Asked why they thought Ako had gone to Syria, his friends and acquaintances all cited economic pressures, and the fact he grew up an orphan in Halabja, better known as the site of a 1988 chemical weapons attack under Iraqi dictator Saddam Hussein.
The Kurds’ fortunes have since changed, and their region is now Iraq’s most stable and prosperous, but the people of Halabja often complain of neglect.
“The KRG (Kurdistan Regional Government) will need to focus on using its oil wealth to increase opportunities for employment and to reduce corruption if it is to address this threat effectively,” IHS Jane’s said in a recent report about militancy in Kurdistan, assessing the risk as “serious”.
RELIGION VS. ETHNICITY
Ako’s jihad lasted less than two months. ISIL announced his “martyrdom” early this year in Syria, killed fighting not Assad’s forces but fellow Kurds, who have taken advantage of the civil war to assert control in the country’s northeast.
Kurds are predominantly Sunni Muslim, but identify overwhelmingly with their ethnicity – the defining factor in a long history of struggle in the four countries across which they are spread: Turkey, Iran, Iraq and Syria.

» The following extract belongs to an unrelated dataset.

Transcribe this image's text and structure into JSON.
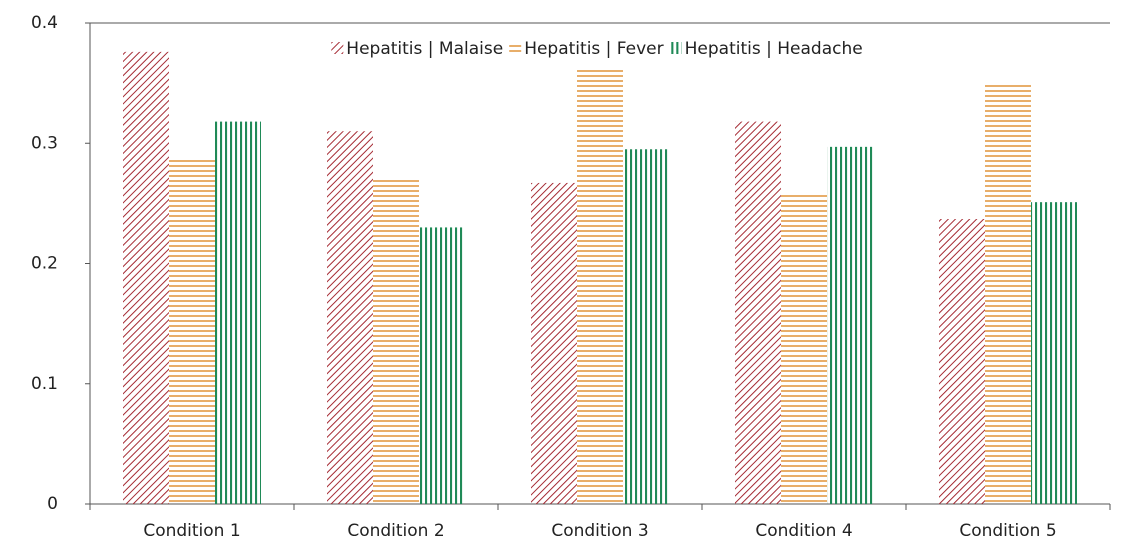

ISIL and other Sunni armed groups in Syria have turned their weapons against a Marxist-inspired Kurdish militia that stands in the way of their vision of an Islamic state spanning from Iraq to the Mediterranean.
Wearing a black leather jacket over his Kurdish clothes, the young man who did return from Syria said he would have no qualms about fighting his ethnic kin in the name of Islam: “My religion comes before my Kurdishness – I make decisions based on my religion.”